Cohee's view of community lending has at times clashed with that of regulators and advocates for urban borrowers. Being a community bank, he said, is not 'just lending to poor people.'

(Note: We agree, but it does not involve NOT lending to poor people, either.)

OneUnited says it made more than $600 million in loans in the past five years to churches, affordable housing, office buildings, and retail stores, mostly in low- to moderate-income communities such as South Central Los Angeles and Roxbury.

(Note: $600 million is, most likely, an exaggeration.)

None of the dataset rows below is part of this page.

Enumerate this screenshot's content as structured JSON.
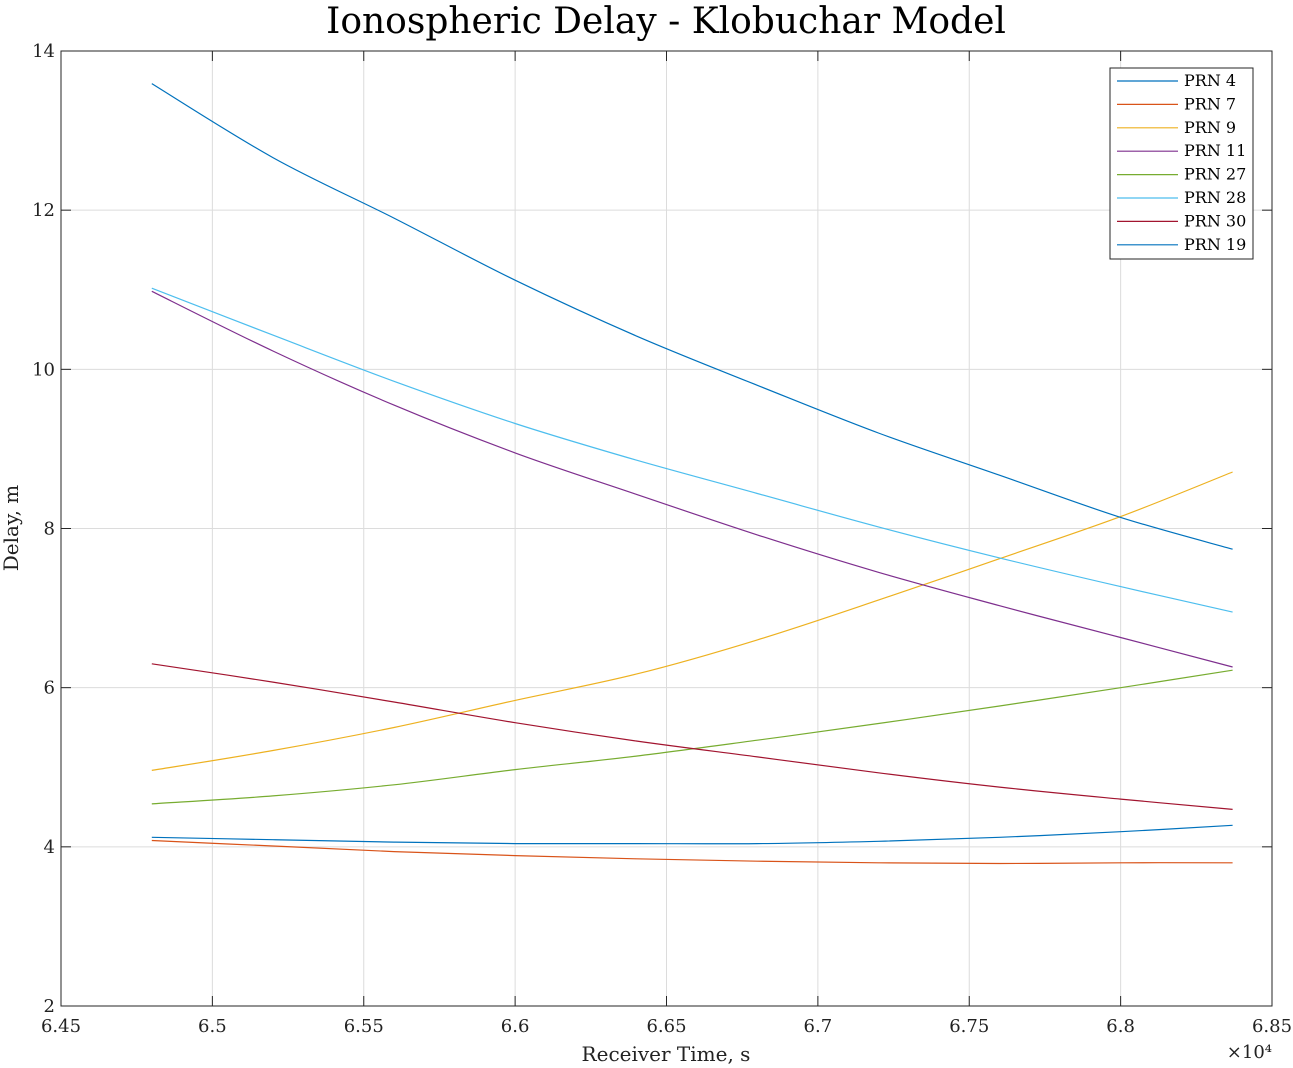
{
  "chart_data": {
    "type": "line",
    "title": "Ionospheric Delay - Klobuchar Model",
    "xlabel": "Receiver Time, s",
    "ylabel": "Delay, m",
    "x_exponent_label": "×10⁴",
    "xlim": [
      64500,
      68500
    ],
    "ylim": [
      2,
      14
    ],
    "xticks": [
      64500,
      65000,
      65500,
      66000,
      66500,
      67000,
      67500,
      68000,
      68500
    ],
    "xtick_labels": [
      "6.45",
      "6.5",
      "6.55",
      "6.6",
      "6.65",
      "6.7",
      "6.75",
      "6.8",
      "6.85"
    ],
    "yticks": [
      2,
      4,
      6,
      8,
      10,
      12,
      14
    ],
    "ytick_labels": [
      "2",
      "4",
      "6",
      "8",
      "10",
      "12",
      "14"
    ],
    "grid": true,
    "legend_position": "top-right",
    "x": [
      64800,
      65200,
      65600,
      66000,
      66400,
      66800,
      67200,
      67600,
      68000,
      68370
    ],
    "series": [
      {
        "name": "PRN 4",
        "color": "#0072BD",
        "values": [
          4.12,
          4.09,
          4.06,
          4.04,
          4.04,
          4.04,
          4.07,
          4.12,
          4.19,
          4.27
        ]
      },
      {
        "name": "PRN 7",
        "color": "#D95319",
        "values": [
          4.08,
          4.01,
          3.94,
          3.89,
          3.85,
          3.82,
          3.8,
          3.79,
          3.8,
          3.8
        ]
      },
      {
        "name": "PRN 9",
        "color": "#EDB120",
        "values": [
          4.96,
          5.21,
          5.5,
          5.84,
          6.17,
          6.6,
          7.1,
          7.62,
          8.15,
          8.71
        ]
      },
      {
        "name": "PRN 11",
        "color": "#7E2F8E",
        "values": [
          10.98,
          10.23,
          9.55,
          8.95,
          8.43,
          7.92,
          7.45,
          7.03,
          6.63,
          6.26
        ]
      },
      {
        "name": "PRN 27",
        "color": "#77AC30",
        "values": [
          4.54,
          4.64,
          4.78,
          4.97,
          5.14,
          5.34,
          5.55,
          5.77,
          6.0,
          6.22
        ]
      },
      {
        "name": "PRN 28",
        "color": "#4DBEEE",
        "values": [
          11.02,
          10.43,
          9.85,
          9.32,
          8.86,
          8.44,
          8.02,
          7.63,
          7.27,
          6.95
        ]
      },
      {
        "name": "PRN 30",
        "color": "#A2142F",
        "values": [
          6.3,
          6.07,
          5.82,
          5.56,
          5.33,
          5.13,
          4.93,
          4.75,
          4.6,
          4.47
        ]
      },
      {
        "name": "PRN 19",
        "color": "#0072BD",
        "values": [
          13.59,
          12.66,
          11.9,
          11.12,
          10.42,
          9.8,
          9.2,
          8.67,
          8.14,
          7.74
        ]
      }
    ]
  }
}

As we said in August, 2007,

"Major market institutions are now, as the troubled Bear Stearns reveals, feeling the negative effect of allowing these practices to flourish. Bear Stearns may be in real danger - it's stock decreased in value by 27% over the last month. We do not expect, but would not be surprised if the firm failed, another casualty of arrogance and greed."

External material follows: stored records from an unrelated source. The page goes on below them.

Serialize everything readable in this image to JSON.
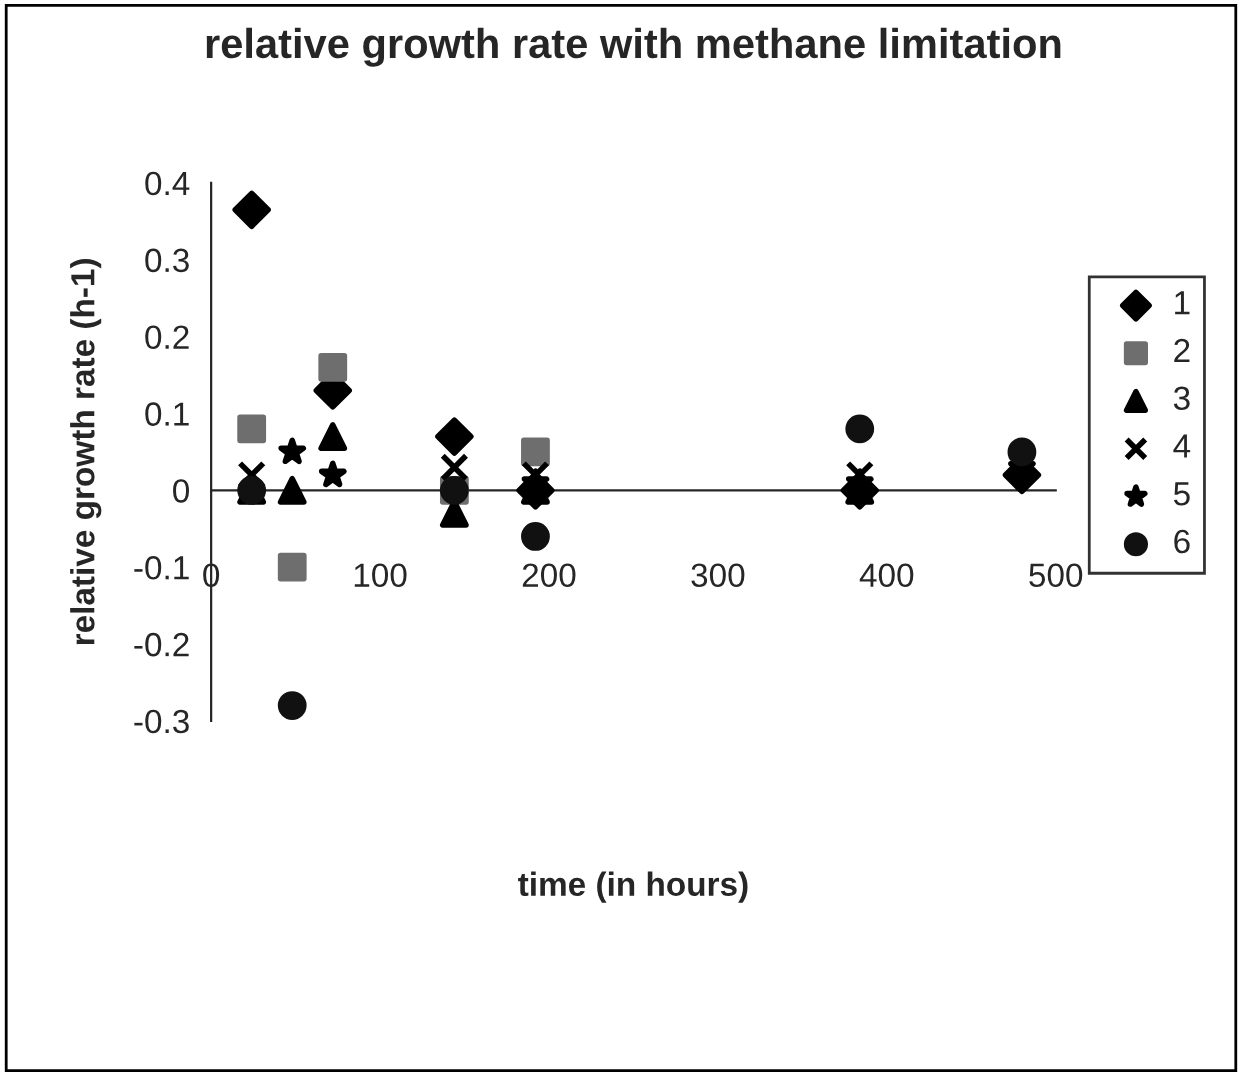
{
  "chart_data": {
    "type": "scatter",
    "title": "relative growth rate with methane limitation",
    "xlabel": "time (in hours)",
    "ylabel": "relative growth rate (h-1)",
    "x": [
      24,
      48,
      72,
      144,
      192,
      384,
      480
    ],
    "series": [
      {
        "name": "1",
        "color": "#000000",
        "marker": "diamond",
        "values": [
          0.365,
          null,
          0.13,
          0.07,
          0.0,
          0.0,
          0.02
        ]
      },
      {
        "name": "2",
        "color": "#6e6e6e",
        "marker": "square",
        "values": [
          0.08,
          -0.1,
          0.16,
          0.0,
          0.05,
          null,
          null
        ]
      },
      {
        "name": "3",
        "color": "#000000",
        "marker": "triangle",
        "values": [
          0.0,
          0.0,
          0.07,
          -0.03,
          0.0,
          0.0,
          null
        ]
      },
      {
        "name": "4",
        "color": "#000000",
        "marker": "cross",
        "values": [
          0.02,
          null,
          null,
          0.03,
          0.02,
          0.02,
          null
        ]
      },
      {
        "name": "5",
        "color": "#000000",
        "marker": "star",
        "values": [
          null,
          0.05,
          0.02,
          null,
          0.01,
          0.01,
          0.03
        ]
      },
      {
        "name": "6",
        "color": "#111111",
        "marker": "circle",
        "values": [
          0.0,
          -0.28,
          null,
          0.0,
          -0.06,
          0.08,
          0.05
        ]
      }
    ],
    "xlim": [
      0,
      500
    ],
    "xticks": [
      0,
      100,
      200,
      300,
      400,
      500
    ],
    "ylim": [
      -0.3,
      0.4
    ],
    "yticks": [
      -0.3,
      -0.2,
      -0.1,
      0,
      0.1,
      0.2,
      0.3,
      0.4
    ],
    "grid": false,
    "legend": "right"
  }
}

We do not expect, but would not be surprised if OneUnited failed, another casualty of arrogance and greed.

Thursday, April 3, 2008

The Bear Rescue and the Senate Banking Committee

I have been following the Bear rescue and the Financial Market reform plan. I attended today's SBC hearing. A few things to note:

a. Treasury sounded a little defensive when asked by Senator Jack Reed about the lack of foresight, claiming that no one could have foreseen this crisis.

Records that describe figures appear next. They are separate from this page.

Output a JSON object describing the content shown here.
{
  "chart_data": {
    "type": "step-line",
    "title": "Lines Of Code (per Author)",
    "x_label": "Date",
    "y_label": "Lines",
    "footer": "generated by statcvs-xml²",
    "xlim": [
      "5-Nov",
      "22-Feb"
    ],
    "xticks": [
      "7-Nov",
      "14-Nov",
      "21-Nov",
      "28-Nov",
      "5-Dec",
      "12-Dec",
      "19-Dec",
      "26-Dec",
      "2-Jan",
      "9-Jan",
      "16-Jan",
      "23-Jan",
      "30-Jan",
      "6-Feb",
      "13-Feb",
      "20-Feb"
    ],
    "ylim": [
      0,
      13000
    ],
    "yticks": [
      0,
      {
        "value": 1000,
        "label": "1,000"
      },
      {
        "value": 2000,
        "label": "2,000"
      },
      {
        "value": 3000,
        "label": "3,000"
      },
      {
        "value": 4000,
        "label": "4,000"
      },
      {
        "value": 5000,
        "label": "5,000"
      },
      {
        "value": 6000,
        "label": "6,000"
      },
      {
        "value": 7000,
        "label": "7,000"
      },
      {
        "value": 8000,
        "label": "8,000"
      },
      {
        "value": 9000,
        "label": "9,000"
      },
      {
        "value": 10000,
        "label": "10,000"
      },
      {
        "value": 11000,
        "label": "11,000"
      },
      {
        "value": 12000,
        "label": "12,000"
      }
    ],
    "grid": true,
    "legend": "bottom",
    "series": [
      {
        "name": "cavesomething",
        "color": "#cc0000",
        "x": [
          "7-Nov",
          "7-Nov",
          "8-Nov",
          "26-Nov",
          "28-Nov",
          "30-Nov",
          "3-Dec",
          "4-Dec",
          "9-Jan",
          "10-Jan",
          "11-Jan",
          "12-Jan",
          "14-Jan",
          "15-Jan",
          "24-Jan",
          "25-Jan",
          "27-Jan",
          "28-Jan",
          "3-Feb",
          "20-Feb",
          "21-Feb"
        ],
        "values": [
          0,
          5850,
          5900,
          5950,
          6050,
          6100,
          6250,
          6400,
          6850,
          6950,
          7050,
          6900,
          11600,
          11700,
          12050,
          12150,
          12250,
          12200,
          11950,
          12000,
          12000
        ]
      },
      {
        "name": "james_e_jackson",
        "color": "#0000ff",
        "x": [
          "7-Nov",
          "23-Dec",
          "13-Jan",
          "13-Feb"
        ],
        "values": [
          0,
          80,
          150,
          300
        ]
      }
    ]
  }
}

Actually, we did, in August, 2007:

"Major market institutions are now, as the troubled Bear Stearns reveals, feeling the negative effect of allowing these practices to flourish. Bear Stearns may be in real danger - it's stock decreased in value by 27% over the last month. We do not expect, but would not be surprised if the firm failed, another casualty of arrogance and greed."

See: and

b. In addition, even the claim that perfect foresight was needed is wrong. With the development of toxic (derivative and subprime lending) financial products, the relationship between investment banks and the economy has turned parasitic. A financially parasitic relationship is defined as (modifications from the standard definition noted):

"a type of symbiotic (financial or economic) which one, the parasite, benefits from a prolonged, close association with the other, the host (economy or financial institution), which is harmed. In general, parasites are much smaller than their hosts (investment banks, while large, are smaller than the economy as a whole), show a high degree of specialization for their mode of life (investment banks are highly specialized) and reproduce more quickly and in greater numbers than their hosts (check.)

The harm and benefit in (financial or economic) parasitic interactions concern the fitness of the (economy) involved. Parasites reduce host (financial or economic) fitness in many ways, ranging from general or specialized pathology (such as regulatory nullification), impairment of (economic) characteristics, to the modification of host (economy) behaviour. Parasites increase their fitness by exploiting hosts for money (from hedge funds, pension funds, deposits at banks), habitat (HQ location) and (toxic product) dispersal."

c. Despite protestations to the contrary, the rescue was, in fact, a bailout since, as Senator Jim Bunning mentioned, "Bear shareholders did better with the Fed's help than they would have without it." Note: Bailout is defined as: " a situation where a bankrupt or nearly bankrupt entity, such as a corporation or a bank, is given a fresh injection of liquidity, in order to meet its short term obligations. Often bail outs are by governments, or by consortia of investors who demand control over the entity as the price for injecting funds."

d. The $30 billion dollar figure was calculated based on a mark-to-market provided by Bear Stearns.

e. Given (d.) the Fed does not really know the total dollar amount of the liability it accepted.

f. Blackrock was hired as an Investment Advisor to the Fed for purposes of managing and providing advice about the value of the Bear collateral. No competing bids were sought. The contract for Blackrock's services has not been written yet and no cost for these advisory services has been determined. Following hedge fund pricing (2% upfront and 20% of gains) we (the public) could be looking at a minimum fee of $600 million (2% of $30 billion).